Signatures of immune reprogramming in anti-CD52 therapy of MS: markers for risk stratification and treatment response

Abstract Background Multiple sclerosis is one of the most prevalent neurological diseases in young adults affecting over 2 million people worldwide. Alemtuzumab is a highly effective therapy in relapsing remitting MS. Alemtuzumab is a monoclonal CD52 antibody that proved its efficacy against an active comparator (interferon [IFN]-β1a) in a phase II trial and two phase III trials regarding clinical and MRI outcomes. Nevertheless, the exact mode of action is still unknown. Alemtuzumab is commonly associated with secondary autoimmune disorders significantly affecting the risk-benefit ratio. Therefore, new biomarkers predicting treatment response and adverse events are urgently needed.

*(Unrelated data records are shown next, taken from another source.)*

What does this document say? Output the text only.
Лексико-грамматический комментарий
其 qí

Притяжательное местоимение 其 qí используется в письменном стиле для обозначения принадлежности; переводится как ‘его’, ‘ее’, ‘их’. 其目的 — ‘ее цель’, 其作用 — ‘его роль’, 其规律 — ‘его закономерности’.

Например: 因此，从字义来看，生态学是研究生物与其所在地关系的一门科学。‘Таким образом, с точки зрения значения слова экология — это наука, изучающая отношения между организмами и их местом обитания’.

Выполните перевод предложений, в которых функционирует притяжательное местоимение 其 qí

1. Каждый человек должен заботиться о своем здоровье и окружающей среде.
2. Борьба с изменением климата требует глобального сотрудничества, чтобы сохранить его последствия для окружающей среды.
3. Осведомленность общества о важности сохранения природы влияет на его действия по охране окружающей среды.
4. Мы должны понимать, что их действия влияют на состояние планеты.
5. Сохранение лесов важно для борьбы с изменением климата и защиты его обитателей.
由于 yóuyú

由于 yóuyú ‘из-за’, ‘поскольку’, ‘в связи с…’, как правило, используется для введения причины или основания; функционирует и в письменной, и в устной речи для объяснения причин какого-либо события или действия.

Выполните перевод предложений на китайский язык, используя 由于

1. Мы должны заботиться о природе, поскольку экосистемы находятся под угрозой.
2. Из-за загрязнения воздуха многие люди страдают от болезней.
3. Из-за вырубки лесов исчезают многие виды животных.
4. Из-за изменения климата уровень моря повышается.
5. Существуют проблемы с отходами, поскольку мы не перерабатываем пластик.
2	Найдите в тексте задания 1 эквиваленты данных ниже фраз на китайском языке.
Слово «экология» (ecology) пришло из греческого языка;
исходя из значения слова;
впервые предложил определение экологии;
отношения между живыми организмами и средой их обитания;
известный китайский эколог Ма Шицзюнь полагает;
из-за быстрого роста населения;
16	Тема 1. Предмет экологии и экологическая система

This study aims to further elucidate the mechanism of action of the neuroprotective potential of alemtuzumab in relapsing-remitting multiple sclerosis (RRMS). Methods/Design This is a 3-year multicentre, explorative study including overall 150 patients comprising three different groups: (i) de novo patients prior and after alemtuzumab treatment initiation, (ii) patients under alemtuzumab treatment and (iii) patients requiring more than two alemtuzumab infusions. Peripheral blood and serum samples will be collected semi-annually for several in vitro/ex vivo assays to detect and characterize immune cells including their functional activity. Furthermore, data of MRI scans and disease-related impairment (using EDSS and MSFC), as well as the number and time of relapses, will be assessed. The clinical study is registered at clinicaltrials.gov (NCT04082260). Perspective Our study will provide deep insights into the underlying immunological changes in a longitudinal analysis of alemtuzumab treated RRMS patients. By combining clinical, radiological and functional immune-phenotype data, we will be able to identify biomarkers and/or immune signatures predicting treatment response and adverse events. Thereby, the understanding of the mechanisms of action of alemtuzumab will improve its efficacy and safety for present and future patients.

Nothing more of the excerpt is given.